The American Psychological Association has a link on its front page right now for “Managing your distress in the aftermath of a shooting.” If you follow it, there is a related article on How to talk to children about difficult news and tragedies (with links to even more resources–including some helpful guidelines specific to children of different ages– at the end).
If you want some books to help with the discussion, these are ones that I recommend again and again (arranged by recommended age, from youngest to oldest).
The Moon Came Down on Milk Street by Jean Gralley
You’ve probably seen a quote attributed to Mr. Rogers about his mom telling him, when he saw something scary, to “look for the helpers.” That’s this book in a nutshell, as firefighters and rescue dogs and other helpers put things right after a disaster.
More general in their scope, but also helpful, are Aliki’s books Feelings and Communication.
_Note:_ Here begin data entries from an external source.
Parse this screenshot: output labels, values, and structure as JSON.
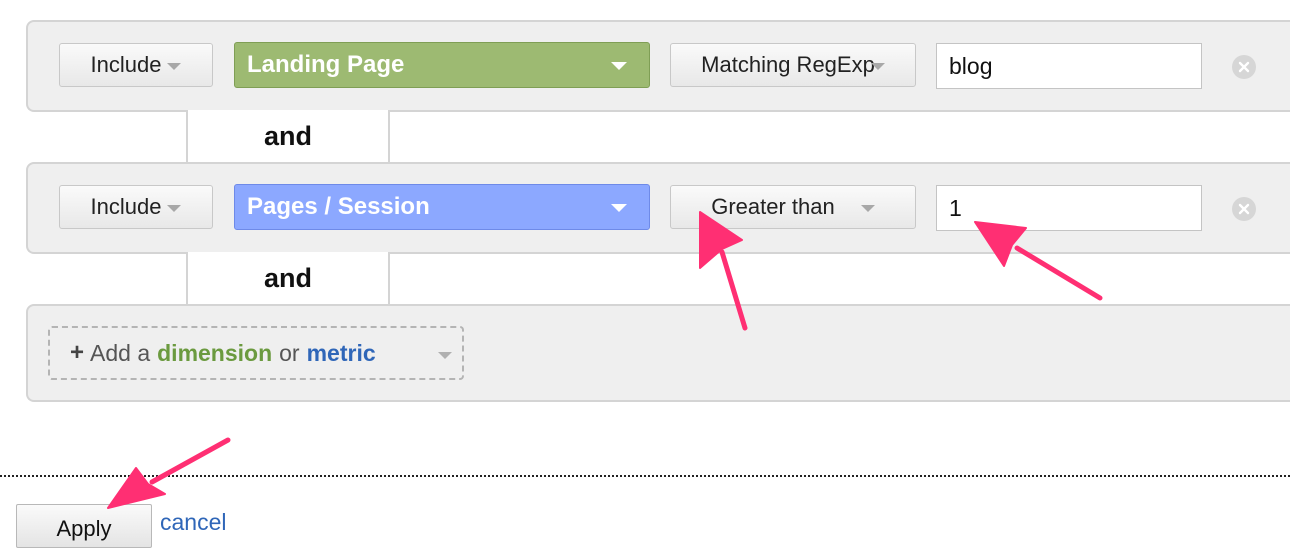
{
  "rows": [
    {
      "include_label": "Include",
      "field_label": "Landing Page",
      "field_kind": "dimension",
      "field_color": "#9dba72",
      "operator_label": "Matching RegExp",
      "value": "blog"
    },
    {
      "include_label": "Include",
      "field_label": "Pages / Session",
      "field_kind": "metric",
      "field_color": "#8ca8ff",
      "operator_label": "Greater than",
      "value": "1"
    }
  ],
  "connectors": [
    "and",
    "and"
  ],
  "add_filter": {
    "plus": "+",
    "prefix": "Add a",
    "dimension_word": "dimension",
    "or_word": "or",
    "metric_word": "metric",
    "dimension_color": "#6b9a3f",
    "metric_color": "#2f66b8"
  },
  "footer": {
    "apply_label": "Apply",
    "cancel_label": "cancel"
  },
  "annotations": {
    "arrow_color": "#ff2f73"
  },
  "icons": {
    "remove": "close-circle-icon",
    "dropdown": "chevron-down-icon"
  }
}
These are good titles for opening up discussion between children and parents, and I’ve recommended them in a variety of situations.
Sometimes Bad Things Happen by Ellen Jackson
Mentions some of the bad things that happen in the world and presents some positive ways to respond to them.
And God Cried, Too: A Kid’s Book of Healing and Hope by Marc Gellman
The angel Gabriel helps Mikey, an angel-in-training, to understand why bad things happen for what seems to be no reason and how to hold on to hope and faith during difficult times.
Bad Stuff in the News: A Guide to Handling the Headlines by Marc Gellman and Thomas Hartman; pictures by Meredith Pratt
Discusses how such problems as terrorism, child abuse, natural disasters, violence in sports, and hate crimes are reported in the media and some things that individuals can do to address these problems.
It’s a little dated now, but Media Madness: An Insider’s Guide to Media is a helpful tool for introducing the idea of thinking critically about what you see and hear.